Diversification Opportunities for Green Cross and PanGen Biotech

-0.65
  Correlation Coefficient

Excellent diversification

The 3 months correlation between Green and PanGen is -0.65. Overlapping area represents the amount of risk that can be diversified away by holding Green Cross Lab and PanGen Biotech in the same portfolio, assuming nothing else is changed. The correlation between historical prices or returns on PanGen Biotech and Green Cross is a relative statistical measure of the degree to which these equity instruments tend to move together. The correlation coefficient measures the extent to which returns on Green Cross Lab are associated (or correlated) with PanGen Biotech. Values of the correlation coefficient range from -1 to +1, where. The correlation of zero (0) is possible when the price movement of PanGen Biotech has no effect on the direction of Green Cross i.e., Green Cross and PanGen Biotech go up and down completely randomly.

Pair Corralation between Green Cross and PanGen Biotech

Assuming the 90 days trading horizon Green Cross Lab is expected to under-perform the PanGen Biotech. But the stock apears to be less risky and, when comparing its historical volatility, Green Cross Lab is 1.18 times less risky than PanGen Biotech. The stock trades about -0.04 of its potential returns per unit of risk. The PanGen Biotech is currently generating about 0.01 of returns per unit of risk over similar time horizon. If you would invest  609,000  in PanGen Biotech on August 30, 2024 and sell it today you would lose (9,000) from holding PanGen Biotech or give up 1.48% of portfolio value over 90 days.
Time Period3 Months [change]
DirectionMoves Against 
StrengthWeak
Accuracy100.0%
ValuesDaily Returns

Green Cross Lab  vs.  PanGen Biotech

 Performance 
       Timeline  
Green Cross Lab 

Risk-Adjusted Performance

0 of 100

 
Weak
 
Strong
Very Weak
Over the last 90 days Green Cross Lab has generated negative risk-adjusted returns adding no value to investors with long positions. Despite weak performance in the last few months, the Stock's basic indicators remain somewhat strong which may send shares a bit higher in December 2024. The current disturbance may also be a sign of long term up-swing for the company investors.
PanGen Biotech 

Risk-Adjusted Performance

10 of 100

 
Weak
 
Strong
OK
Compared to the overall equity markets, risk-adjusted returns on investments in PanGen Biotech are ranked lower than 10 (%) of all global equities and portfolios over the last 90 days. Despite somewhat weak basic indicators, PanGen Biotech sustained solid returns over the last few months and may actually be approaching a breakup point.

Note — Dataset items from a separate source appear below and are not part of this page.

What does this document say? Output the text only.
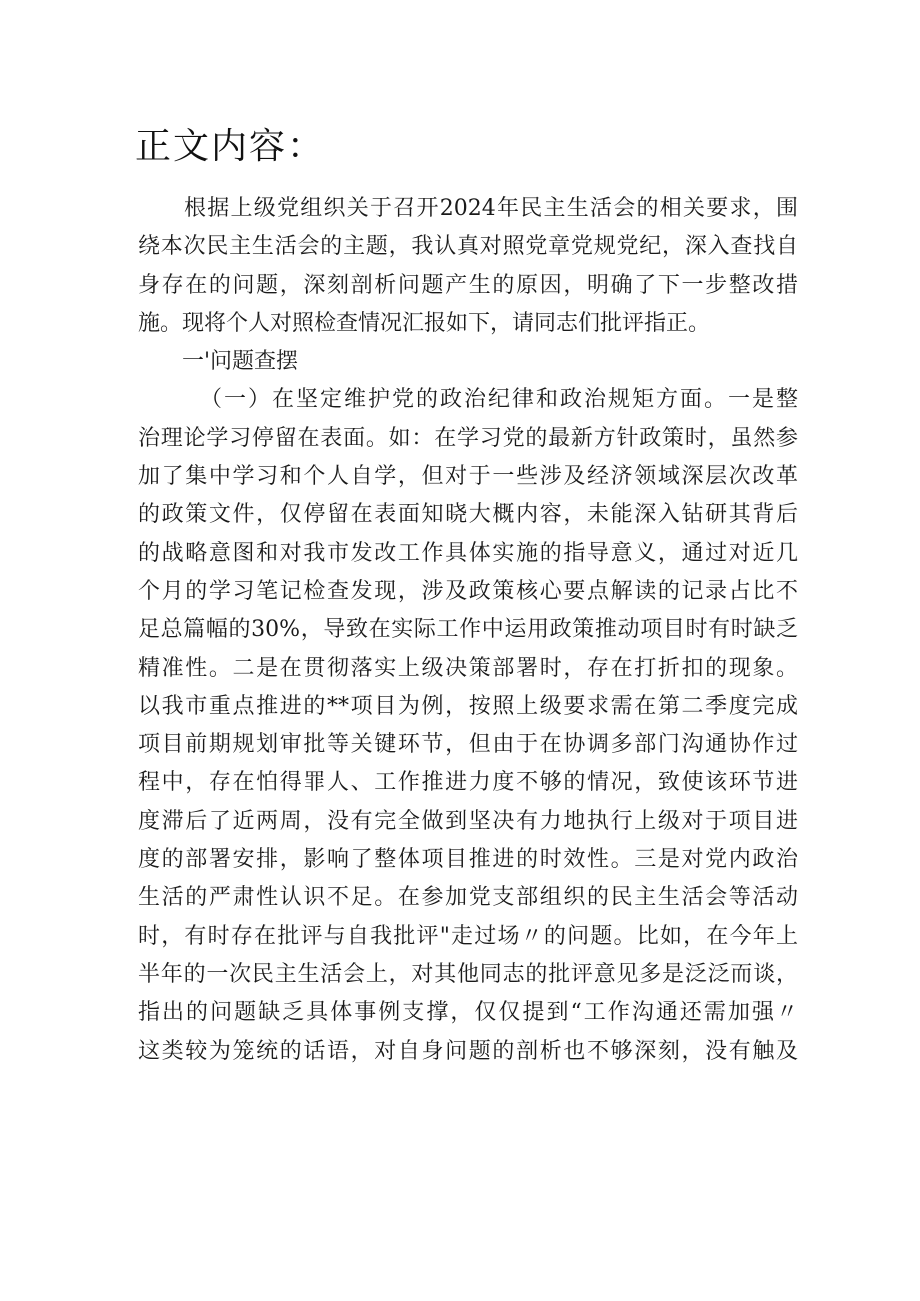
正文内容：
根据上级党组织关于召开2024年民主生活会的相关要求，围
绕本次民主生活会的主题，我认真对照党章党规党纪，深入查找自
身存在的问题，深刻剖析问题产生的原因，明确了下一步整改措
施。现将个人对照检查情况汇报如下，请同志们批评指正。
一'问题查摆
（一）在坚定维护党的政治纪律和政治规矩方面。一是整
治理论学习停留在表面。如：在学习党的最新方针政策时，虽然参
加了集中学习和个人自学，但对于一些涉及经济领域深层次改革
的政策文件，仅停留在表面知晓大概内容，未能深入钻研其背后
的战略意图和对我市发改工作具体实施的指导意义，通过对近几
个月的学习笔记检查发现，涉及政策核心要点解读的记录占比不
足总篇幅的30%，导致在实际工作中运用政策推动项目时有时缺乏
精准性。二是在贯彻落实上级决策部署时，存在打折扣的现象。
以我市重点推进的**项目为例，按照上级要求需在第二季度完成
项目前期规划审批等关键环节，但由于在协调多部门沟通协作过
程中，存在怕得罪人、工作推进力度不够的情况，致使该环节进
度滞后了近两周，没有完全做到坚决有力地执行上级对于项目进
度的部署安排，影响了整体项目推进的时效性。三是对党内政治
生活的严肃性认识不足。在参加党支部组织的民主生活会等活动
时，有时存在批评与自我批评"走过场〃的问题。比如，在今年上
半年的一次民主生活会上，对其他同志的批评意见多是泛泛而谈，
指出的问题缺乏具体事例支撑，仅仅提到“工作沟通还需加强〃
这类较为笼统的话语，对自身问题的剖析也不够深刻，没有触及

Green Cross and PanGen Biotech Volatility Contrast

   Predicted Return Density   
       Returns  

Pair Trading with Green Cross and PanGen Biotech

The main advantage of trading using opposite Green Cross and PanGen Biotech positions is that it hedges away some unsystematic risk. Because of two separate transactions, even if Green Cross position performs unexpectedly, PanGen Biotech can make up some of the losses. Pair trading also minimizes risk from directional movements in the market. For example, if an entire industry or sector drops because of unexpected headlines, the short position in PanGen Biotech will offset losses from the drop in PanGen Biotech's long position.
The idea behind Green Cross Lab and PanGen Biotech pairs trading is to make the combined position market-neutral, meaning the overall market's direction will not affect its win or loss (or potential downside or upside). This can be achieved by designing a pairs trade with two highly correlated stocks or equities that operate in a similar space or sector, making it possible to obtain profits through simple and relatively low-risk investment.
Check out your portfolio center.
Note that this page's information should be used as a complementary analysis to find the right mix of equity instruments to add to your existing portfolios or create a brand new portfolio. You can also try the Crypto Correlations module to use cryptocurrency correlation module to diversify your cryptocurrency portfolio across multiple coins.